映画はエンタメだ。映画ミラクルシティコザも、きっと誰かの心を救うだろう。しかし、命は救わない。命を救うのは、エンタメを摂取して元気になれた人間の仕事だ。
復帰50年を迎えた沖縄に生きる人間がするべきことは、過去の礼賛だろうか?この映画が最後に映したのは、現代、つまり、かつて若者だった人"だけ"にとっての未来だ。この映画で1番幸せになったのは、主人公のショウタではなく、ハルだ。ハルは、マーミーと天国に行った。では残されたショウタは、治安が悪くて大型施設のない2022年のコザの街で、ロックンローラーに憧れたまま、どう生きていくのか。この映画は描いていない。続きを考えるのは、私たちだ。

ミラクルシティだったコザはもうない。
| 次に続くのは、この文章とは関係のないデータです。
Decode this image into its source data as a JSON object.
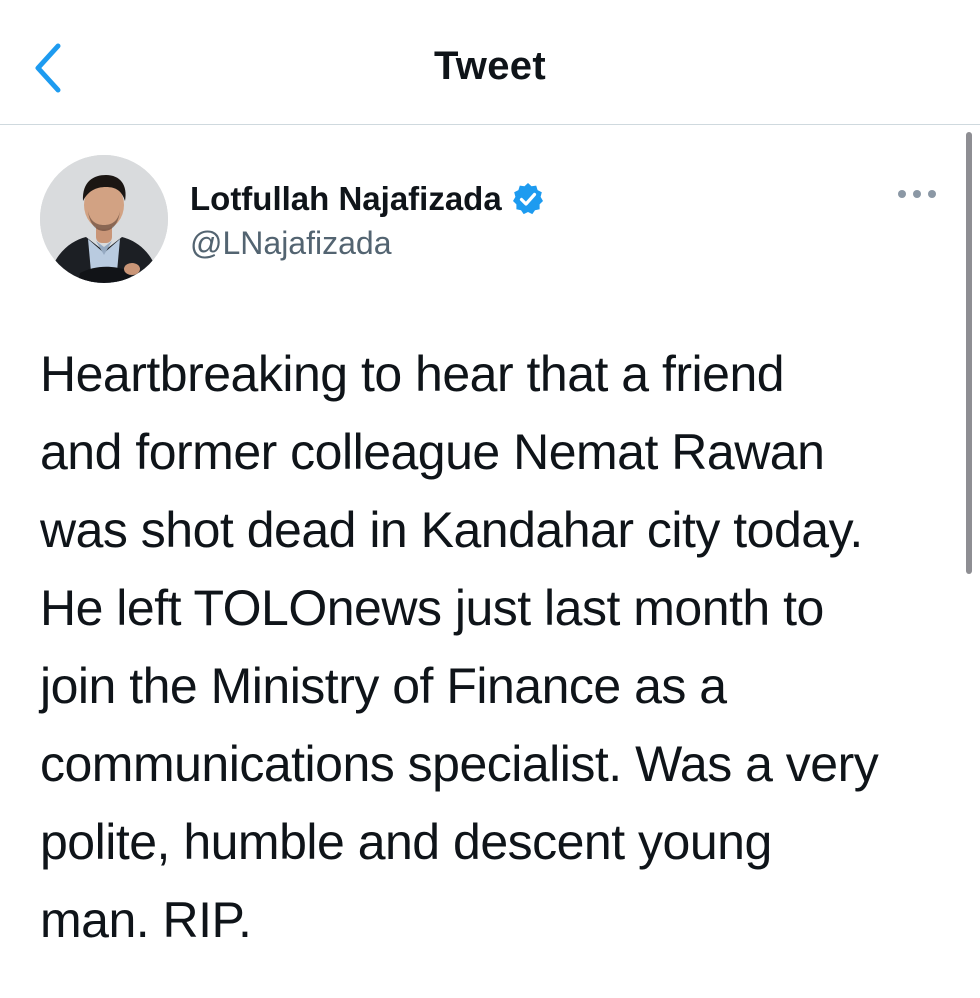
{
  "header": {
    "title": "Tweet",
    "back_icon": "chevron-left-icon"
  },
  "tweet": {
    "author": {
      "name": "Lotfullah Najafizada",
      "handle": "@LNajafizada",
      "verified": true,
      "verified_icon": "verified-badge-icon"
    },
    "more_icon": "more-horizontal-icon",
    "text": "Heartbreaking to hear that a friend\nand former colleague Nemat Rawan\nwas shot dead in Kandahar city today.\nHe left TOLOnews just last month to\njoin the Ministry of Finance as a\ncommunications specialist. Was a very\npolite, humble and descent young\nman. RIP."
  },
  "colors": {
    "accent": "#1d9bf0",
    "text_primary": "#0f1419",
    "text_secondary": "#536471",
    "divider": "#cfd9de"
  }
}
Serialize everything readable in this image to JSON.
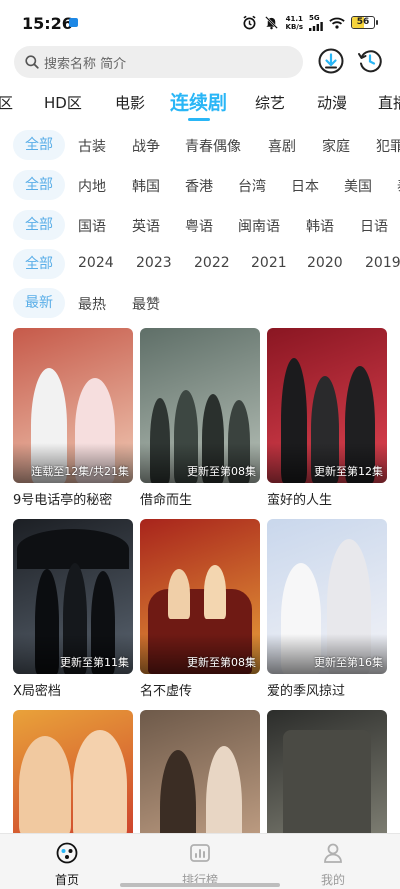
{
  "status_bar": {
    "time": "15:26",
    "net_speed_value": "41.1",
    "net_speed_unit": "KB/s",
    "signal_label": "5G",
    "battery_level": "56",
    "battery_fraction": 0.56,
    "icons": [
      "alarm-icon",
      "mute-icon",
      "signal-icon",
      "wifi-icon",
      "battery-icon"
    ]
  },
  "search": {
    "placeholder": "搜索名称 简介"
  },
  "category_tabs": {
    "items": [
      "区",
      "HD区",
      "电影",
      "连续剧",
      "综艺",
      "动漫",
      "直播"
    ],
    "active": "连续剧"
  },
  "filters": {
    "genre": [
      "全部",
      "古装",
      "战争",
      "青春偶像",
      "喜剧",
      "家庭",
      "犯罪"
    ],
    "region": [
      "全部",
      "内地",
      "韩国",
      "香港",
      "台湾",
      "日本",
      "美国",
      "泰国"
    ],
    "language": [
      "全部",
      "国语",
      "英语",
      "粤语",
      "闽南语",
      "韩语",
      "日语",
      "其他"
    ],
    "year": [
      "全部",
      "2024",
      "2023",
      "2022",
      "2021",
      "2020",
      "2019"
    ],
    "sort": [
      "最新",
      "最热",
      "最赞"
    ]
  },
  "grid": [
    {
      "title": "9号电话亭的秘密",
      "badge": "连载至12集/共21集",
      "colors": [
        "#c65a4a",
        "#f0c9b4"
      ]
    },
    {
      "title": "借命而生",
      "badge": "更新至第08集",
      "colors": [
        "#5f6f68",
        "#b7c1b8"
      ]
    },
    {
      "title": "蛮好的人生",
      "badge": "更新至第12集",
      "colors": [
        "#8a1622",
        "#e04452"
      ]
    },
    {
      "title": "X局密档",
      "badge": "更新至第11集",
      "colors": [
        "#1c1f24",
        "#5a6470"
      ]
    },
    {
      "title": "名不虚传",
      "badge": "更新至第08集",
      "colors": [
        "#a8241c",
        "#e9a03a"
      ]
    },
    {
      "title": "爱的季风掠过",
      "badge": "更新至第16集",
      "colors": [
        "#c9d7ec",
        "#f3f3f7"
      ]
    },
    {
      "title": "",
      "badge": "",
      "colors": [
        "#e9a23a",
        "#c9332a"
      ]
    },
    {
      "title": "",
      "badge": "",
      "colors": [
        "#6e5a4a",
        "#c9a68a"
      ]
    },
    {
      "title": "",
      "badge": "",
      "colors": [
        "#2c2d2b",
        "#8b8b7e"
      ]
    }
  ],
  "bottom_nav": {
    "items": [
      {
        "label": "首页",
        "icon": "home-icon",
        "active": true
      },
      {
        "label": "排行榜",
        "icon": "ranking-icon",
        "active": false
      },
      {
        "label": "我的",
        "icon": "profile-icon",
        "active": false
      }
    ]
  },
  "colors": {
    "accent": "#29b6f6",
    "selected_chip_bg": "#eef6fc",
    "selected_chip_text": "#5aaee8"
  }
}
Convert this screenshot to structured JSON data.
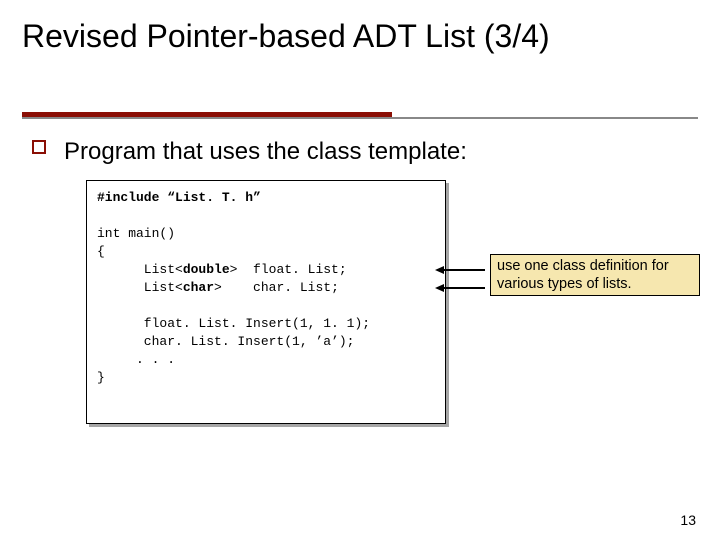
{
  "title": "Revised Pointer-based ADT List (3/4)",
  "body_text": "Program that uses the class template:",
  "code": {
    "line1": "#include “List. T. h”",
    "line2": "",
    "line3": "int main()",
    "line4": "{",
    "line5a": "      List<",
    "line5b": "double",
    "line5c": ">  float. List;",
    "line6a": "      List<",
    "line6b": "char",
    "line6c": ">    char. List;",
    "line7": "",
    "line8": "      float. List. Insert(1, 1. 1);",
    "line9": "      char. List. Insert(1, ’a’);",
    "line10": "     . . .",
    "line11": "}"
  },
  "callout": "use one class definition for various types of lists.",
  "page_number": "13"
}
しかし、貧困と暴力の連鎖はまだ残っている。その連鎖を止めるには、自分の立っている足元だけでなく、新しいものや価値観を見据えて、貪欲に取り入れていく必要があるのではないだろうか。

沖縄県の「戦後」は、いつまで続くのだろう。もちろん、ここが地上戦で亡くなった人たちの遺骨や不発弾の眠る土地であることはいつまでも忘れてはいけないけれど、これからの沖縄県民は、誰かの好きなロックンロールだけではなく、自分の好きな新しい歌も奏でていければいいと思う。

実際の"コザ"は今、地域活性化に力を入れていると聞く。沖縄アリーナもできたし、沖縄市内にはイオンモールライカムがある。新しい文化の潮流だってある。復帰50年以降の沖縄が、もっと盛り上がっていくことを願う。